Breaking Down the Wearables and Internet of Things Ecosystems - sophiaedm
http://stainedglasslabs.com/breaking-down-the-wearables-and-internet-of-things-ecosystems/
Infographic on the breakdown of the future of wearable devices and the Internet of Things
======
TomAnthony
Site is down. Google cache:
[http://webcache.googleusercontent.com/search?q=cache:http://...](http://webcache.googleusercontent.com/search?q=cache:http://stainedglasslabs.com/breaking-
down-the-wearables-and-internet-of-things-ecosystems/)

------
VLM
They're assuming 4 connected devices for every human on the planet in 2020.
I'm guessing the lower half won't be able to afford any at all, they're lucky
to eat and drink clean water and maybe have sanitation facilities sometimes,
which boosts the sales load to maybe twenty for every upper middle class
American, per year. However by a pigeon-hole principle its going to be
difficult to wear more than one pair of shoes at a time, and my generation
hasn't worn a wristwatch since the 90s, and probably isn't going to start
again any time soon.

Its interesting tech, but exponential charts going into the indefinite future
make it look more anti-propaganda by an opponent more than someone into it.
For example if the smartphone growth curve of 2007 continued into today, I'd
have to carry 850 cellphones in my pockets this year, and 2025 phones in my
pocket next year, or whatever. Things that can't continue forever tend to stop
after awhile.

As an early adopter type guy I find my fitbit to be completely useless, no
actionable items or decision making is actually done (as opposed to "people
should" type of talk). On the other hand, the scale I bought from the same
place gets used every day and its nice and slow and clunky at taking
measurements (intentionally?) so consciously or not it provides some
actionable data / motivation. Although it varies in the short term by 2 to 3
pounds, I've lost about a pound per week since buying the scale over a long
term because I don't like seeing the numbers go up consistently.

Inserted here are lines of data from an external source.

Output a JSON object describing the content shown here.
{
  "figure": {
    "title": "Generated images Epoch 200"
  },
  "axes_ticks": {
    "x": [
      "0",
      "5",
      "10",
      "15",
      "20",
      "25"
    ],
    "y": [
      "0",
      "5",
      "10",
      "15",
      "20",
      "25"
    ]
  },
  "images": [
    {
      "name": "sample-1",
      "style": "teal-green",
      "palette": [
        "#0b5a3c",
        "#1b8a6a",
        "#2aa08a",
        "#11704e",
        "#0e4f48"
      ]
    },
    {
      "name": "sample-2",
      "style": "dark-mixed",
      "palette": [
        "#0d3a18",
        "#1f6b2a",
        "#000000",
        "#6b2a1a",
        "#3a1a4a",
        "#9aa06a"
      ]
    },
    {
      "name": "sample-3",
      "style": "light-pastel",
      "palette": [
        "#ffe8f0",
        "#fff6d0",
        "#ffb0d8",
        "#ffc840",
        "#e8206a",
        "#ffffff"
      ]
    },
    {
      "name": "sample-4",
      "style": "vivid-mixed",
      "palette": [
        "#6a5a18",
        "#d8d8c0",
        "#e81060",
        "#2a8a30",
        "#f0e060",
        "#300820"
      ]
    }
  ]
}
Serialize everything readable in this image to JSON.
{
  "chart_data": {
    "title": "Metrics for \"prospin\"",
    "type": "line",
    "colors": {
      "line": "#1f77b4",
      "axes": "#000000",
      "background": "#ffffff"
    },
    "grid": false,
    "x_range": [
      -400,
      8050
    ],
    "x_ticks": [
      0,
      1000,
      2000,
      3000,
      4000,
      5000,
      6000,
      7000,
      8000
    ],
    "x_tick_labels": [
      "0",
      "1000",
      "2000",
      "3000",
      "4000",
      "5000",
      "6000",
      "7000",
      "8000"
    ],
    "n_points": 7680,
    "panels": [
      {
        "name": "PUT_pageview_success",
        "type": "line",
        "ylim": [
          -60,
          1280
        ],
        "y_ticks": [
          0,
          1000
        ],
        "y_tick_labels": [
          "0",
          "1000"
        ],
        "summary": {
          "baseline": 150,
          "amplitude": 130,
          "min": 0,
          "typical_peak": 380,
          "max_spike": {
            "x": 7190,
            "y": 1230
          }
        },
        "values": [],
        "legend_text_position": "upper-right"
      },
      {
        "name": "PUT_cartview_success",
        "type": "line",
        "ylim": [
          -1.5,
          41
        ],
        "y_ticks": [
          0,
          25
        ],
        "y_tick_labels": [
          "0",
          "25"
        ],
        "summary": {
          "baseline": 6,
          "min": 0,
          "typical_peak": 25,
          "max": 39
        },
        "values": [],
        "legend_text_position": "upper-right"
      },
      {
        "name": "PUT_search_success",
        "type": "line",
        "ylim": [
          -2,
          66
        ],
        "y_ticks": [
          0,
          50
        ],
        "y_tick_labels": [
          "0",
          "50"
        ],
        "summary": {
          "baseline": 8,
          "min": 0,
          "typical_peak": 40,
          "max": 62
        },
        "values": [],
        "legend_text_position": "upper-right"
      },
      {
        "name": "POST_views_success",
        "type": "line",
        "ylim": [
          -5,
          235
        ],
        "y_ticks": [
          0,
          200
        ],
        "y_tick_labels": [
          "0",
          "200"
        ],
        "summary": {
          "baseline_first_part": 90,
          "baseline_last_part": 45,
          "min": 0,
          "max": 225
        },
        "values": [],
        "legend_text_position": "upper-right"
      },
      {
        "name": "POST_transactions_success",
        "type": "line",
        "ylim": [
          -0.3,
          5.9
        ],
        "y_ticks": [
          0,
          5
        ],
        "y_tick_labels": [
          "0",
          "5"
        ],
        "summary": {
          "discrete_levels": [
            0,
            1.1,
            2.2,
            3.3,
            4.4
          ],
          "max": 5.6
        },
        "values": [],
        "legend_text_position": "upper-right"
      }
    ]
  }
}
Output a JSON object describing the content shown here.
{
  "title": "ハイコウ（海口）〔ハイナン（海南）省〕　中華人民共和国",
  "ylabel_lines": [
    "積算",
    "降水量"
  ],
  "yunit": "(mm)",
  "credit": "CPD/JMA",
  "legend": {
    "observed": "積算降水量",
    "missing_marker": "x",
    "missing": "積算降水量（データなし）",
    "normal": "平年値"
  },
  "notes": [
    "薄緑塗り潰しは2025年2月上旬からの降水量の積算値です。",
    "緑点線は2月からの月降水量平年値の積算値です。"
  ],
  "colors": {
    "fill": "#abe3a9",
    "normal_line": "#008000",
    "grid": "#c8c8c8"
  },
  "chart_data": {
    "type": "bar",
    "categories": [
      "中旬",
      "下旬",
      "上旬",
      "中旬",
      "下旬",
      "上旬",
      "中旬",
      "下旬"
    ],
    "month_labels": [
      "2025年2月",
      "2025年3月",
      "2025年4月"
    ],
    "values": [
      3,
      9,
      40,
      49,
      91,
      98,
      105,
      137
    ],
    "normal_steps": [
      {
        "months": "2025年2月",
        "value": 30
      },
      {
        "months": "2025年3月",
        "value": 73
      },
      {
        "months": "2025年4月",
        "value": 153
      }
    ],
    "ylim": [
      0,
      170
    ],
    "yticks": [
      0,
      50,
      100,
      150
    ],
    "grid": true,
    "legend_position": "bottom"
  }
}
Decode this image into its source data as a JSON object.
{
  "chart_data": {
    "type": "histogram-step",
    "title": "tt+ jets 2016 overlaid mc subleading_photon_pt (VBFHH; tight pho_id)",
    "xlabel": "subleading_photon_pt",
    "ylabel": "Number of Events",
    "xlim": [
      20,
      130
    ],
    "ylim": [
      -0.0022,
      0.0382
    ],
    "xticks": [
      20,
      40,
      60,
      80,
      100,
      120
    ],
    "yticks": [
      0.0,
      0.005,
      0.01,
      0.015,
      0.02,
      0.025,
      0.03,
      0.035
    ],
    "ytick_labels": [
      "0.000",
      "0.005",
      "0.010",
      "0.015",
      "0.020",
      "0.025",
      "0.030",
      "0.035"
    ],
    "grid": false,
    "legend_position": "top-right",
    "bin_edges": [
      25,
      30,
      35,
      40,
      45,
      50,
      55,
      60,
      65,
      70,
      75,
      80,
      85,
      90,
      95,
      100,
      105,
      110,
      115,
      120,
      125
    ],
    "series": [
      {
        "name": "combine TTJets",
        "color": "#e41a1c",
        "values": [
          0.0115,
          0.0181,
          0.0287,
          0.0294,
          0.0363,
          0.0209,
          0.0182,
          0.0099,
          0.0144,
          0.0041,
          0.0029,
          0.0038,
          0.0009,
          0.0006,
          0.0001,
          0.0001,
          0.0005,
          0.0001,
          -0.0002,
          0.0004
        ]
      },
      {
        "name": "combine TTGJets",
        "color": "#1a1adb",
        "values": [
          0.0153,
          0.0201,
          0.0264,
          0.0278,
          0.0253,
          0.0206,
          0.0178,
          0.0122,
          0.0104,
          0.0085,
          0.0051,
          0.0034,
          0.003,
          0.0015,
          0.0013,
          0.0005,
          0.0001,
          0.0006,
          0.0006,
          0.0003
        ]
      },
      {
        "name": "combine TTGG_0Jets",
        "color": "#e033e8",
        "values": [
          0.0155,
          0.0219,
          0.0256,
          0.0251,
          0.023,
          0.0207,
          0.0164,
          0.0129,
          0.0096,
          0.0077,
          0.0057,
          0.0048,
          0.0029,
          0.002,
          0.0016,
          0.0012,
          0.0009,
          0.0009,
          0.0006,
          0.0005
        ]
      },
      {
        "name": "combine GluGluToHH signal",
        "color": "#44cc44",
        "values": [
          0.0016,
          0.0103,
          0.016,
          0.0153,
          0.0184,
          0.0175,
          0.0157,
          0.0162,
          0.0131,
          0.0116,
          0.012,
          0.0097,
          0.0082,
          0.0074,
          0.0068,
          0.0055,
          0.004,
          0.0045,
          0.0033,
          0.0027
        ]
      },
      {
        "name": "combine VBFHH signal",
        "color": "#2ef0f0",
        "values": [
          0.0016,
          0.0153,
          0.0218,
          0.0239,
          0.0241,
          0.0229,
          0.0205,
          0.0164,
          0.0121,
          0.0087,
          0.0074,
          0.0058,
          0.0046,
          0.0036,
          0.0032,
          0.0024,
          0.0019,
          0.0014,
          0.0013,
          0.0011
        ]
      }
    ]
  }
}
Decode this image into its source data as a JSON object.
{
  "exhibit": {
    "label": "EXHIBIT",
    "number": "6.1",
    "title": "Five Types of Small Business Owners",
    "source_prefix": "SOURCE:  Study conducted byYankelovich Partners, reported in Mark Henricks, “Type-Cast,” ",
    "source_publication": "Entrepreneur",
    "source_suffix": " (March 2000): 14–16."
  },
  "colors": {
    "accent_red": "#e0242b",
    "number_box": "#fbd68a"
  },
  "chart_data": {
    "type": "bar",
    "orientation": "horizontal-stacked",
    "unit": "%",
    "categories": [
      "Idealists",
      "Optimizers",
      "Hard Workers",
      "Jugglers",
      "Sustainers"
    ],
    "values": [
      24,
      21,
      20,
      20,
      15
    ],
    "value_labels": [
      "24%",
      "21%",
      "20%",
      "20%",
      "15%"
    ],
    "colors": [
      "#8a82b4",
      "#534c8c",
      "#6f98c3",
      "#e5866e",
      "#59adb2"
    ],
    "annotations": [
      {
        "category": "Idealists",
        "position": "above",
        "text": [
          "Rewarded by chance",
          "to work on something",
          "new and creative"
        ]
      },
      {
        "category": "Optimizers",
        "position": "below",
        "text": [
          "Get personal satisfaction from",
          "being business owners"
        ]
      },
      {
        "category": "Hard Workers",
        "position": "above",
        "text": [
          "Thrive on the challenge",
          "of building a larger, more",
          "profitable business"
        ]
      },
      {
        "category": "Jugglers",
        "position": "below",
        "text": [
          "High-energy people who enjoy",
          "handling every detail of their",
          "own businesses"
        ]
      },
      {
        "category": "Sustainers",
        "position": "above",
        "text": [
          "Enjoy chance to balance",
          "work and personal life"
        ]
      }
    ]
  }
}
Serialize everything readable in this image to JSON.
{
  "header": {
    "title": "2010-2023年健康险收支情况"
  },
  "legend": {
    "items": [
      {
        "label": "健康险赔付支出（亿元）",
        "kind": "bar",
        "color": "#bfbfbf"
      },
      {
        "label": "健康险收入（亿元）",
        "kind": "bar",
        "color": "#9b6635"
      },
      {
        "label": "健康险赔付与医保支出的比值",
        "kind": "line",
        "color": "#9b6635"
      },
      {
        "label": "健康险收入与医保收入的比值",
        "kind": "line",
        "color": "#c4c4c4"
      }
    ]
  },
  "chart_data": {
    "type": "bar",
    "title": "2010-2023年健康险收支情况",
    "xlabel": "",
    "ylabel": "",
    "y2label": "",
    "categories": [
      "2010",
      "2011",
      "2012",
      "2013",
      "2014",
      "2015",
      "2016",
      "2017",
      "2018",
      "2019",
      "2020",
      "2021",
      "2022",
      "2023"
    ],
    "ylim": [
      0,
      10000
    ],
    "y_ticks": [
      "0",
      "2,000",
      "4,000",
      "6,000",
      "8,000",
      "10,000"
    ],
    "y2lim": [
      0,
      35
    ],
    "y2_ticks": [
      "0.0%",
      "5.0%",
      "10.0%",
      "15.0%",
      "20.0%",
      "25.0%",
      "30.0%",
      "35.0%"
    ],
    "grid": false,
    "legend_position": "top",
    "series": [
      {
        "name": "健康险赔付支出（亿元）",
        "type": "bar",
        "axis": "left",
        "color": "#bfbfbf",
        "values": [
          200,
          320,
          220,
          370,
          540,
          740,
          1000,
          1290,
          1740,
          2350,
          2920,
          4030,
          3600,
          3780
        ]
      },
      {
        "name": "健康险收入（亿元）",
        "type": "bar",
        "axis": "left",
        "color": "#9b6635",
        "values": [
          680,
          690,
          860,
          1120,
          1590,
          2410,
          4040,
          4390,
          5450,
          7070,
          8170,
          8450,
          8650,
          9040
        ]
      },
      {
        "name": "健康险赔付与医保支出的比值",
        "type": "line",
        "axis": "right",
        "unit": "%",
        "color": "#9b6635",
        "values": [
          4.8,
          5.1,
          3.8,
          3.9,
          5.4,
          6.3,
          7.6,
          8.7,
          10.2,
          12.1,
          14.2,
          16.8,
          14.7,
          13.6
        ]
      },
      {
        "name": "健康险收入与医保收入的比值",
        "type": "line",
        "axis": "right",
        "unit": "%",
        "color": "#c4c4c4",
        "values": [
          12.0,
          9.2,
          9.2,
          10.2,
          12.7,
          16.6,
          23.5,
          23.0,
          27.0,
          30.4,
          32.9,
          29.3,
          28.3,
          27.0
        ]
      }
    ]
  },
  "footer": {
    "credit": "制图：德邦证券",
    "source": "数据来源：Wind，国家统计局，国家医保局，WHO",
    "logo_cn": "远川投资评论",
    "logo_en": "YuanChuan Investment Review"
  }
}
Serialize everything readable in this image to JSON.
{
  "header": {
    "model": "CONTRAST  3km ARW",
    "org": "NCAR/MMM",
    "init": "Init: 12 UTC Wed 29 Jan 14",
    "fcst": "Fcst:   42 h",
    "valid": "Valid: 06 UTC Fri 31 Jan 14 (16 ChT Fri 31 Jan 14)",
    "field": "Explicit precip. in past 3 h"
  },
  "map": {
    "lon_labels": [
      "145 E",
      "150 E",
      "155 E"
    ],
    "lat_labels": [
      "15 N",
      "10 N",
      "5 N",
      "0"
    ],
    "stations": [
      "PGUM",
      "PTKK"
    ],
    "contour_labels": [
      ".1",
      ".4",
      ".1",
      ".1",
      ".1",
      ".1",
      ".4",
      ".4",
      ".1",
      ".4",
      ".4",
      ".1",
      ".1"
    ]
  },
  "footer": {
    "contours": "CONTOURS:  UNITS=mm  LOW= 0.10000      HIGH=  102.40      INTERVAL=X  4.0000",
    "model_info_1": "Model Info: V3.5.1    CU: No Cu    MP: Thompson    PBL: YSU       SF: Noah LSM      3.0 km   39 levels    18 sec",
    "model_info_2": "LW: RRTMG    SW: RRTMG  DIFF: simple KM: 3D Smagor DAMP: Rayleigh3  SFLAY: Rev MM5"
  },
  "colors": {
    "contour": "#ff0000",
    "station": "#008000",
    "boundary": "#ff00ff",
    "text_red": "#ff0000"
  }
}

The problem with "smart underwear" or whatever wearable product is not so much
to convince people that "people should care" in an abstract sense but get them
as individuals to actually do something. In that way its an aspirational good
like paper encyclopedias used to be, which were mostly sold to illiterate
people who never read them. "People should care" about how many steps they
take in a day. I'm a serious hiker/walker type and even for me my fitbit is
much more a discipline tracker of how often I forget to wear it than anything
else. The proper market to compare them to is the paper encyclopedia market,
not the cellphone or social media market.

The other problem in the field is product fluff. Yes a magic star trek
tricoder that sends my real time EKG to a doctor would be really cool, but all
the industry is going to provide is a sorta inaccurate pedometer and you'll
like it. Or more likely, not, and when the buzz dies down and the industry
segment shuts down you won't even get that anymore, which is too bad.

The main thing my fitbit does is get triggered into sleep mode in my pocket,
which annoys me. On the other hand taking it out of sleep mode is often my
only interaction with it.

------
dbyrd
nice! i didn't know about half of these.